Perché per te era faticoso?

È sempre una questione di abitudine, penso. Ogni singolo autore piega il linguaggio secondo le sue necessità e alcuni lo piegano più di altri. Immagino anzi che piegarlo troppo possa essere visto come un elemento negativo, perché invece di far fluire la narrazione si rende percepibile l’autore. Un po’ come un regista troppo manierista che fa sentire la propria presenza per tutto il film contro magari un altro più classico, invisibile, che vuole solo raccontarti una storia nel modo più pulito possibile.

Ware è faticoso perché non scende a compromessi, le sue tavole sono fitte e ti impediscono di rilassarti, devi stare attento sempre. E dato che in genere non sono neanche brevi, io mi ritrovo a leggere i suoi libri un po’ per volta e ogni tanto mi devo riposare (a leggere Jimmy Corrigan ci ho messo una settimana). Però ogni volta che ne finisco uno avrei voluto fosse più lungo, che ci fosse ancora da leggere.

Il tuo approccio al fumetto è debitore del suo stile. Quando hai capito che quel modo di raccontare a fumetti ti si confaceva?

Penso che sia una delle influenze più palpabili. Il discorso di prima, sull’aderenza lettore-personaggio, mi sembrò molto potente.
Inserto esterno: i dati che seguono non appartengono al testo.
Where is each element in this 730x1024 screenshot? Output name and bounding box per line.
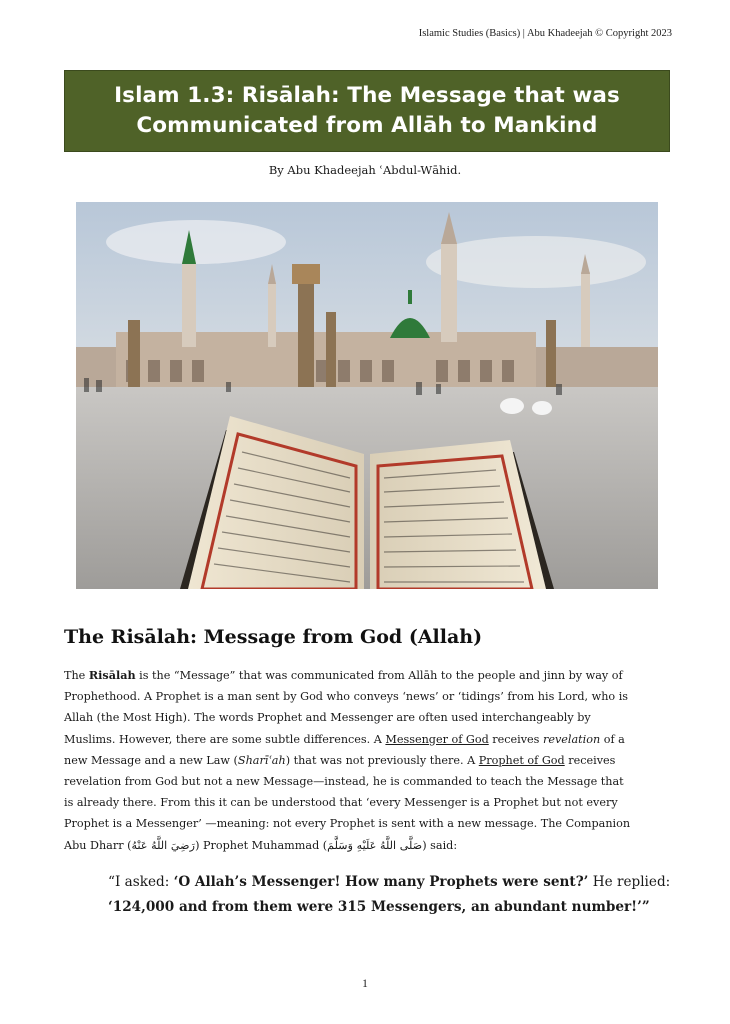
text-run: ) Prophet Muhammad ( bbox=[195, 838, 328, 852]
text-run: Muslims. However, there are some subtle differences. A bbox=[64, 732, 386, 746]
text-run: receives bbox=[564, 753, 616, 767]
term-risalah: Risālah bbox=[88, 668, 136, 682]
body-line-2: Prophethood. A Prophet is a man sent by God who conveys ‘news’ or ‘tidings’ from his Lord, who is bbox=[64, 690, 629, 704]
quote-line-2: ‘124,000 and from them were 315 Messengers, an abundant number!’” bbox=[108, 899, 650, 915]
term-shariah: Sharīʿah bbox=[237, 753, 286, 767]
quote-question: ‘O Allah’s Messenger! How many Prophets were sent?’ bbox=[173, 874, 589, 890]
text-run: The bbox=[64, 669, 89, 682]
term-prophet-of-god: Prophet of God bbox=[478, 753, 565, 767]
text-run: “I asked: bbox=[108, 874, 174, 890]
text-run: He replied: bbox=[588, 874, 671, 890]
hero-image-mosque-and-quran bbox=[76, 202, 658, 589]
author-byline: By Abu Khadeejah ʿAbdul-Wāhid. bbox=[268, 163, 462, 177]
text-run: Abu Dharr ( bbox=[64, 838, 132, 852]
text-run: receives bbox=[488, 732, 543, 746]
arabic-honorific-radiallahu: رَضِيَ اللَّهُ عَنْهُ bbox=[131, 838, 196, 852]
text-run: ) said: bbox=[422, 838, 458, 852]
body-line-4 bbox=[64, 729, 676, 750]
body-line-5 bbox=[64, 750, 676, 771]
hadith-quote bbox=[108, 870, 688, 920]
arabic-honorific-salallahu: صَلَّى اللَّهُ عَلَيْهِ وَسَلَّمَ bbox=[327, 838, 423, 852]
running-header: Islamic Studies (Basics) | Abu Khadeejah © Copyright 2023 bbox=[418, 28, 672, 39]
title-line-2: Communicated from Allāh to Mankind bbox=[136, 113, 598, 138]
body-line-1 bbox=[64, 665, 676, 686]
body-line-6: revelation from God but not a new Message—instead, he is commanded to teach the Message that bbox=[64, 775, 624, 789]
text-run: of a bbox=[600, 732, 625, 746]
quote-line-1 bbox=[108, 870, 688, 895]
section-heading: The Risālah: Message from God (Allah) bbox=[64, 626, 483, 648]
body-line-3: Allah (the Most High). The words Prophet and Messenger are often used interchangeably by bbox=[64, 711, 591, 725]
body-line-8: Prophet is a Messenger’ —meaning: not every Prophet is sent with a new message. The Companion bbox=[64, 817, 631, 831]
body-line-9 bbox=[64, 835, 676, 856]
text-run: is the “Message” that was communicated from Allāh to the people and jinn by way of bbox=[135, 669, 623, 682]
title-banner bbox=[64, 70, 670, 152]
body-line-7: is already there. From this it can be understood that ‘every Messenger is a Prophet but not every bbox=[64, 796, 618, 810]
text-run: ) that was not previously there. A bbox=[285, 753, 479, 767]
term-revelation: revelation bbox=[542, 732, 601, 746]
body-paragraph bbox=[64, 665, 676, 856]
text-run: new Message and a new Law ( bbox=[64, 753, 238, 767]
term-messenger-of-god: Messenger of God bbox=[385, 732, 489, 746]
page-number: 1 bbox=[362, 978, 368, 990]
title-line-1: Islam 1.3: Risālah: The Message that was bbox=[114, 83, 620, 108]
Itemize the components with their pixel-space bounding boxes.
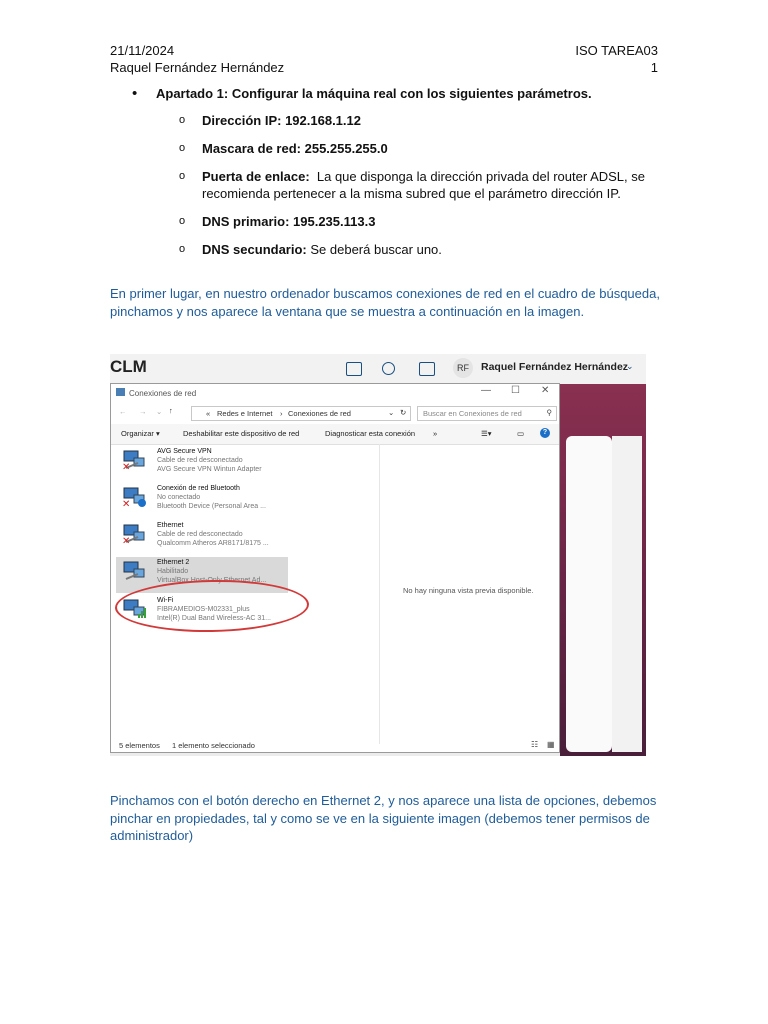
- list-item-avg-vpn[interactable]: [116, 446, 288, 482]
- connection-status: FIBRAMEDIOS-M02331_plus: [157, 606, 250, 613]
- network-adapter-icon: [122, 487, 146, 507]
- param-gateway-label: Puerta de enlace:: [202, 169, 310, 184]
- param-ip-label: Dirección IP: 192.168.1.12: [202, 113, 361, 128]
- connection-name: Conexión de red Bluetooth: [157, 485, 240, 492]
- breadcrumb-redes[interactable]: Redes e Internet: [217, 409, 273, 418]
- status-count: 5 elementos: [119, 741, 160, 750]
- monitor-icon: [346, 362, 362, 376]
- param-dns1: [110, 213, 658, 230]
- organize-button[interactable]: Organizar ▾: [121, 429, 160, 438]
- section-list: [110, 86, 658, 258]
- param-gateway-text: La que disponga la dirección privada del router ADSL, se recomienda pertenecer a la misma subred que el parámetro dirección IP.: [202, 169, 649, 201]
- window-titlebar: [111, 384, 559, 404]
- param-list: [110, 112, 658, 258]
- view-options-icon[interactable]: ☰▾: [481, 429, 492, 438]
- background-panel-2: [612, 436, 642, 752]
- param-dns2: [110, 241, 658, 258]
- refresh-icon[interactable]: ↻: [400, 408, 407, 417]
- connection-status: No conectado: [157, 494, 201, 501]
- help-icon[interactable]: ?: [540, 428, 550, 438]
- network-connections-screenshot: [110, 354, 646, 756]
- large-icons-view-icon[interactable]: ▦: [547, 740, 555, 749]
- search-placeholder: Buscar en Conexiones de red: [423, 409, 522, 418]
- chevron-down-icon: ⌄: [626, 361, 634, 371]
- connection-device: Qualcomm Atheros AR8171/8175 ...: [157, 540, 269, 547]
- apps-icon: [382, 362, 395, 375]
- connection-status: Habilitado: [157, 568, 189, 575]
- recent-icon[interactable]: ⌄: [156, 407, 163, 416]
- disable-device-button[interactable]: Deshabilitar este dispositivo de red: [183, 429, 300, 438]
- search-input[interactable]: [417, 406, 557, 421]
- minimize-button[interactable]: —: [481, 385, 491, 396]
- list-item-bluetooth[interactable]: [116, 483, 288, 519]
- connection-name: AVG Secure VPN: [157, 448, 212, 455]
- avatar: RF: [453, 358, 473, 378]
- maximize-button[interactable]: ☐: [511, 385, 520, 396]
- network-adapter-icon: [122, 524, 146, 544]
- network-adapter-icon: [122, 561, 146, 581]
- details-view-icon[interactable]: ☷: [531, 740, 539, 749]
- window-title: Conexiones de red: [129, 389, 197, 398]
- more-commands-button[interactable]: »: [433, 429, 438, 438]
- network-icon: [116, 388, 125, 396]
- close-button[interactable]: ✕: [541, 385, 550, 396]
- connection-name: Ethernet: [157, 522, 184, 529]
- header-doc-code: ISO TAREA03: [575, 43, 658, 58]
- param-mask: [110, 140, 658, 157]
- paragraph-1: En primer lugar, en nuestro ordenador buscamos conexiones de red en el cuadro de búsqueda, pinchamos y nos aparece la ventana que se muestra a continuación en la imagen.: [110, 286, 660, 319]
- param-gateway: [110, 168, 658, 202]
- pane-divider: [379, 444, 380, 744]
- param-mask-label: Mascara de red: 255.255.255.0: [202, 141, 388, 156]
- back-icon[interactable]: ←: [119, 407, 127, 416]
- header-page: 1: [650, 60, 658, 75]
- connection-device: Bluetooth Device (Personal Area ...: [157, 503, 266, 510]
- connection-name: Wi-Fi: [157, 597, 174, 604]
- connection-name: Ethernet 2: [157, 559, 190, 566]
- param-ip: [110, 112, 658, 129]
- svg-text:✕: ✕: [122, 499, 131, 507]
- address-input[interactable]: [191, 406, 411, 421]
- header-date: 21/11/2024: [110, 43, 175, 58]
- user-name: Raquel Fernández Hernández: [481, 361, 629, 373]
- paragraph-2: Pinchamos con el botón derecho en Ethernet 2, y nos aparece una lista de opciones, debemos pinchar en propiedades, tal y como se ve en la siguiente imagen (debemos tener permisos de administrador): [110, 793, 657, 843]
- top-bar: [110, 354, 646, 384]
- logo: CLM: [110, 357, 147, 376]
- svg-text:✕: ✕: [122, 536, 131, 544]
- connection-device: AVG Secure VPN Wintun Adapter: [157, 466, 262, 473]
- background-panel: [566, 436, 612, 752]
- command-bar: [111, 424, 559, 445]
- chevron-down-icon[interactable]: ⌄: [388, 408, 395, 417]
- preview-pane-icon[interactable]: ▭: [517, 429, 525, 438]
- connection-status: Cable de red desconectado: [157, 457, 243, 464]
- help-icon: [419, 362, 435, 376]
- svg-text:✕: ✕: [122, 462, 131, 470]
- param-dns2-text: Se deberá buscar uno.: [306, 242, 442, 257]
- status-bar: [119, 741, 255, 750]
- preview-text: No hay ninguna vista previa disponible.: [403, 586, 534, 595]
- section-item: [110, 86, 658, 258]
- header-author: Raquel Fernández Hernández: [110, 60, 285, 75]
- param-dns1-label: DNS primario: 195.235.113.3: [202, 214, 376, 229]
- breadcrumb-sep: «: [206, 409, 211, 418]
- connection-status: Cable de red desconectado: [157, 531, 243, 538]
- search-icon[interactable]: ⚲: [546, 408, 552, 417]
- forward-icon[interactable]: →: [139, 407, 147, 416]
- breadcrumb-conexiones[interactable]: Conexiones de red: [288, 409, 351, 418]
- connection-device: Intel(R) Dual Band Wireless-AC 31...: [157, 615, 271, 622]
- param-dns2-label: DNS secundario:: [202, 242, 307, 257]
- breadcrumb-sep-2: ›: [280, 409, 283, 418]
- conexiones-window: [110, 383, 560, 753]
- diagnose-button[interactable]: Diagnosticar esta conexión: [325, 429, 416, 438]
- list-item-ethernet[interactable]: [116, 520, 288, 556]
- address-bar: [111, 404, 559, 422]
- section-title: Apartado 1: Configurar la máquina real con los siguientes parámetros.: [156, 86, 592, 101]
- status-selected: 1 elemento seleccionado: [171, 741, 255, 750]
- connection-device: VirtualBox Host-Only Ethernet Ad...: [157, 577, 267, 584]
- up-icon[interactable]: ↑: [169, 406, 173, 415]
- network-adapter-icon: [122, 450, 146, 470]
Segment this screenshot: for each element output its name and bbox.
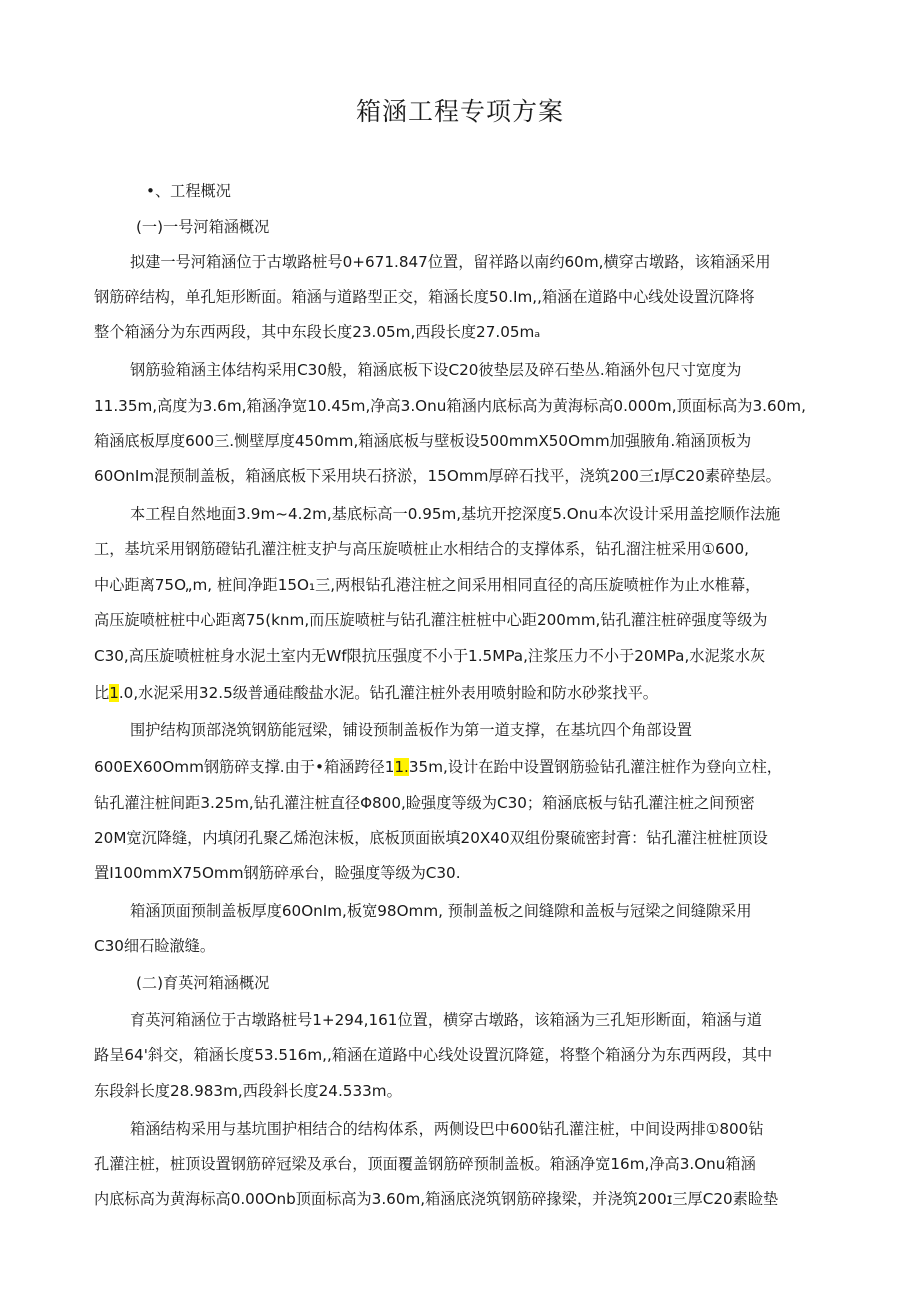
paragraph-3-line-5: C30,高压旋喷桩桩身水泥土室内无Wf限抗压强度不小于1.5MPa,注浆压力不小于20MPa,水泥浆水灰 — [94, 647, 766, 665]
paragraph-1-line-2: 钢筋碎结构，单孔矩形断面。箱涵与道路型正交，箱涵长度50.Im,,箱涵在道路中心线处设置沉降将 — [94, 288, 755, 306]
paragraph-4-line-2-start: 600EX60Omm钢筋碎支撑.由于•箱涵跨径1 — [94, 758, 395, 776]
paragraph-4-line-4: 20M宽沉降缝，内填闭孔聚乙烯泡沫板，底板顶面嵌填20X40双组份聚硫密封膏：钻孔灌注桩桩顶设 — [94, 829, 768, 847]
section-heading: •、工程概况 — [146, 182, 231, 200]
paragraph-1-line-1: 拟建一号河箱涵位于古墩路桩号0+671.847位置，留祥路以南约60m,横穿古墩路，该箱涵采用 — [130, 253, 771, 271]
paragraph-3-line-2: 工，基坑采用钢筋磴钻孔灌注桩支护与高压旋喷桩止水相结合的支撑体系，钻孔溜注桩采用①600, — [94, 540, 749, 558]
paragraph-1-line-3: 整个箱涵分为东西两段，其中东段长度23.05m,西段长度27.05mₐ — [94, 323, 541, 341]
paragraph-3-line-6-start: 比 — [94, 684, 110, 702]
paragraph-3-line-6 — [94, 683, 658, 703]
paragraph-7-line-3: 内底标高为黄海标高0.00Onb顶面标高为3.60m,箱涵底浇筑钢筋碎掾梁，并浇筑200ɪ三厚C20素睑垫 — [94, 1190, 779, 1208]
paragraph-2-line-2: 11.35m,高度为3.6m,箱涵净宽10.45m,净高3.Onu箱涵内底标高为黄海标高0.000m,顶面标高为3.60m, — [94, 397, 806, 415]
paragraph-3-line-3: 中心距离75O„m, 桩间净距15O₁三,两根钻孔港注桩之间采用相同直径的高压旋喷桩作为止水椎幕， — [94, 576, 761, 594]
paragraph-7-line-2: 孔灌注桩，桩顶设置钢筋碎冠梁及承台，顶面覆盖钢筋碎预制盖板。箱涵净宽16m,净高3.Onu箱涵 — [94, 1155, 756, 1173]
paragraph-2-line-1: 钢筋验箱涵主体结构采用C30般，箱涵底板下设C20彼垫层及碎石垫丛.箱涵外包尺寸宽度为 — [130, 361, 742, 379]
paragraph-4-line-2 — [94, 757, 782, 777]
paragraph-2-line-4: 60OnIm混预制盖板，箱涵底板下采用块石挤淤，15Omm厚碎石找平，浇筑200三ɪ厚C20素碎垫层。 — [94, 467, 781, 485]
paragraph-3-line-1: 本工程自然地面3.9m~4.2m,基底标高一0.95m,基坑开挖深度5.Onu本次设计采用盖挖顺作法施 — [130, 505, 781, 523]
paragraph-6-line-3: 东段斜长度28.983m,西段斜长度24.533m。 — [94, 1082, 402, 1100]
highlighted-text: 1. — [394, 758, 409, 776]
paragraph-5-line-2: C30细石睑澈缝。 — [94, 937, 216, 955]
paragraph-5-line-1: 箱涵顶面预制盖板厚度60OnIm,板宽98Omm, 预制盖板之间缝隙和盖板与冠梁之间缝隙采用 — [130, 902, 752, 920]
paragraph-2-line-3: 箱涵底板厚度600三.恻壁厚度450mm,箱涵底板与壁板设500mmX50Omm加强腋角.箱涵顶板为 — [94, 432, 752, 450]
paragraph-3-line-6-end: .0,水泥采用32.5级普通硅酸盐水泥。钻孔灌注桩外表用喷射睑和防水砂浆找平。 — [118, 684, 658, 702]
paragraph-4-line-3: 钻孔灌注桩间距3.25m,钻孔灌注桩直径Φ800,睑强度等级为C30；箱涵底板与钻孔灌注桩之间预密 — [94, 794, 755, 812]
subsection-heading-2: (二)育英河箱涵概况 — [136, 974, 270, 992]
paragraph-4-line-1: 围护结构顶部浇筑钢筋能冠梁，铺设预制盖板作为第一道支撑，在基坑四个角部设置 — [130, 721, 692, 739]
paragraph-3-line-4: 高压旋喷桩桩中心距离75(knm,而压旋喷桩与钻孔灌注桩桩中心距200mm,钻孔灌注桩碎强度等级为 — [94, 611, 768, 629]
paragraph-6-line-2: 路呈64'斜交，箱涵长度53.516m,,箱涵在道路中心线处设置沉降筵，将整个箱涵分为东西两段，其中 — [94, 1046, 773, 1064]
page-title: 箱涵工程专项方案 — [355, 97, 564, 126]
subsection-heading-1: (一)一号河箱涵概况 — [136, 218, 270, 236]
paragraph-6-line-1: 育英河箱涵位于古墩路桩号1+294,161位置，横穿古墩路，该箱涵为三孔矩形断面，箱涵与道 — [130, 1011, 762, 1029]
highlighted-text: 1 — [109, 684, 119, 702]
paragraph-4-line-5: 置I100mmX75Omm钢筋碎承台，睑强度等级为C30. — [94, 864, 461, 882]
paragraph-4-line-2-end: 35m,设计在跆中设置钢筋验钻孔灌注桩作为登向立柱， — [408, 758, 782, 776]
paragraph-7-line-1: 箱涵结构采用与基坑围护相结合的结构体系，两侧设巴中600钻孔灌注桩，中间设两排①800钻 — [130, 1120, 764, 1138]
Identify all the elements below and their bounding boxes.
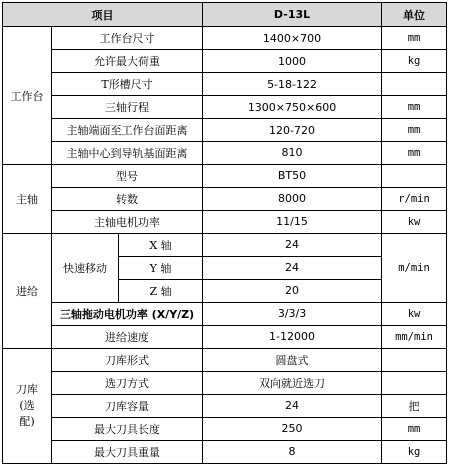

Che riuscire a fare quello, creare un linguaggio che aiutasse il lettore a seguire un personaggio quasi dall’interno, potesse essere uno strumento narrativo fondamentale.

Allo stesso tempo mi affascina il rigore, la precisione. Chi mi conosce sa che sono un po’ un precisino, fissato con l’ordine, e una tavola ben strutturata, dallo stile pulitissimo mi dà grande soddisfazione. Soprattutto se riesce a far convivere rigore e morbidezza, essere precisa senza risultare fredda.